Elle n'avait jamais vu le jeune maître He ainsi
; ses yeux étaient comme des perles de glace teintées d'encre, dégageant une aura glaciale qui semblait hypnotiser. Étrange, cet homme n'avait-il pas toujours été connu pour son allure raffinée et distante
?
«
Cette blessure t’a fait perdre ta force intérieure
?
» He Qinglu fronça les sourcils. «
De quelle blessure s’agit-il
? Laisse-moi voir
!
» Avant même qu’il ait fini sa phrase, il attrapa ses vêtements, déterminé à ne pas abandonner avant d’avoir découvert la vérité.
«
Que fais-tu
?!
» Le visage de Pang Wanhua pâlit tandis qu’elle repoussait désespérément la main de He Qinglu. Mais à bout de forces, comment résister à un homme qui n’avait même pas songé à l’éviter
? Deux bruits de déchirure retentirent, et sa poitrine pâle fut dévoilée, révélant une horrible blessure.
Pang Wan était plongé dans un désespoir absolu et ferma les yeux, se résignant à son destin.
Une lumière cramoisie aveuglante jaillit devant ses yeux, et les mains fines de He Qinglu se mirent à trembler. Il s'arrêta, puis se recouvrit de la couverture.
"Désolé."
Au bout d'un long moment, il s'assit sur le bord du lit et parla, sa voix douce comme une plume.

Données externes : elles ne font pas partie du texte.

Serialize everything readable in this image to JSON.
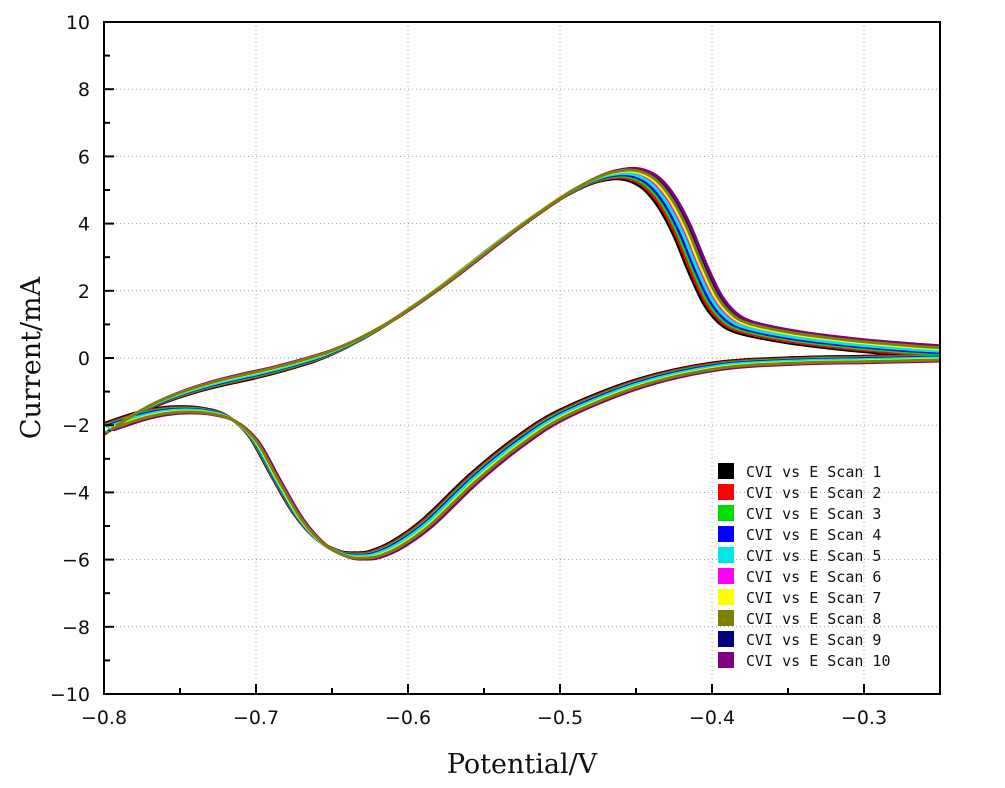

Pang Wan prit cela pour des excuses pour son imprudence et agita faiblement la main : « Oubliez ça, je l'ai vu, je ne vous demanderai pas d'en prendre la responsabilité. Je connais mes limites. Je suis un infirme paralysé, comment pourrais-je mériter votre attention ? »
En voyant son visage pâle et désemparé, He Qinglu ressentit un profond bouleversement dans son cœur.
—Elle n'aurait pas dû en arriver là si je n'avais pas donné cet ordre.